It was moms vs. daughters
By Kevin Eckleberry
LAGRANGE – For one evening, they were more than mothers and daughters, they were also competitors.
On Sunday at the Troup High softball field, the Troup Thunder Elite travel-softball program held a Moms vs. Daughters game.
The game pitted the 12 members of the 9-10-year-old team against their mothers, and the two teams went at it for seven innings.
The game served as a way to bring the families together, and to also raise money for the GSA World Series this week.
While it was a fun and relaxed atmosphere, the young players didn’t hesitate to throw a few light-hearted verbal jabs in the direction of their mothers.
“They’re all very competitive,” said Jason Graham, the head coach of the Thunder. “It’s healthy, and it’s all in good fun.”
A year ago, all of the same players were members of a Troup County Parks and Recreation Commission team that won the state tournament.
The event was a success, and Graham said everyone wanted to get together and do it again this summer.
“This year, our moms were asking if we were going to do it again,” Graham said. “And that was of course an easy thing for us to do, to give them an opportunity to have fun and get on the field and compete with the girls.”
Graham figures anything that brings everyone together is a good thing.
“It’s about having fun, and what I believe is strengthening the family dynamic on the team,” he said. “It’s little things like that that really help create a tight bond and a strong culture on the team of family.”
Graham, along with fellow coaches Jacob Rice and Tim Siggers, began the Troup Thunder two years ago.
Now, the team is a threat to win any tournament it competes in.
Since February, the team has participated in 10 tournaments, and it has placed third or higher in seven of them with three wins and three runner-up finishes.
“It’s been exciting,” Graham said. “We had a vision of what we wanted to establish, and to see it come to fruition has been really nice.”
Graham added that “we’ve got a strong group of girls, that are serious about softball, and have the potential to be great players in the future.

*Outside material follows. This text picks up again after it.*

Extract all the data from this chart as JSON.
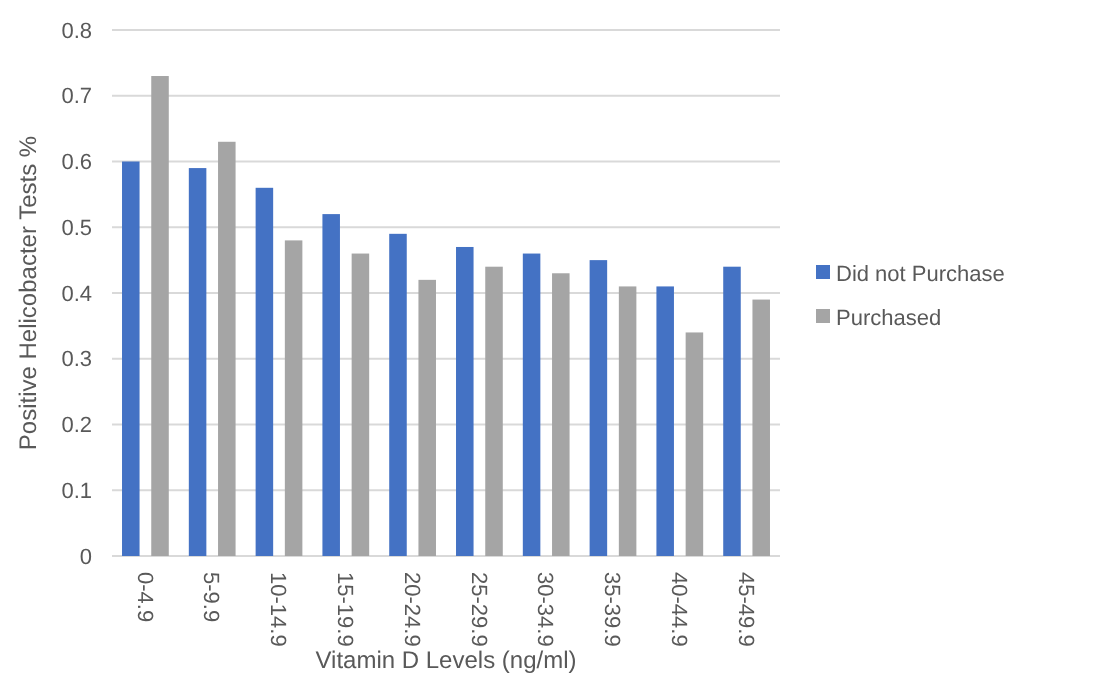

“When we started with our core group of about four or five two years ago, we knew this is what we wanted to create. So it’s been a lot of fun along the way, watching the team develop, and watching them have success on the field.”
The players have spent ample time on the field since the season began in February including the practices and the tournaments.
“When you combine the practices that we’ve had, two to three days a week going back to January, in addition to the 10 tournaments that we’ve played, our girls have gained a tremendous amount of experience in softball just learning all the different situations that’ll pop up, and how to deal with adversity, how to deal with pressure situations,” Graham said. “They’ve just grown tremendously in their softball IQ, and just understanding the game.”
This week, the team will look to ends its season on a strong note when it competes in the GSA (Global Sports Authority) World Series that will be held in the Atlanta area.
“That will be the cap for our season,” Graham said. “A lot of the teams that will be participating we’ve seen along the way. So we’ve got an idea of what the competition looks like, and we know we can compete with them. So we’re going in with the confidence that we can win it.”
Long-term, Graham is hopeful the experience the girls are gaining now will help them down the road.
“Our goal from Day when Jacob and Tim and I sat down was to say OK, where do we want these girls to be in five, six years,” Graham said. “And what we want is for them to be experienced enough and developed into players that can step into a starting role when they become freshmen in high school. Our goal is to develop players that can develop and contribute to our high-school programs when they get to that stage.”
While this is a busy time and the players seemingly spend as much time at the ballfield as they do at home, Graham said the enthusiasm level never seems to wane.
“They love it,” Graham said. “And the parents do, too. And we do as well. Every time we step on the field, we try to make it competitive, but we keep in mind that it is a game, and that we want to make it fun. If it’s not fun, we could very easily turn them off and they would walk away from the game.”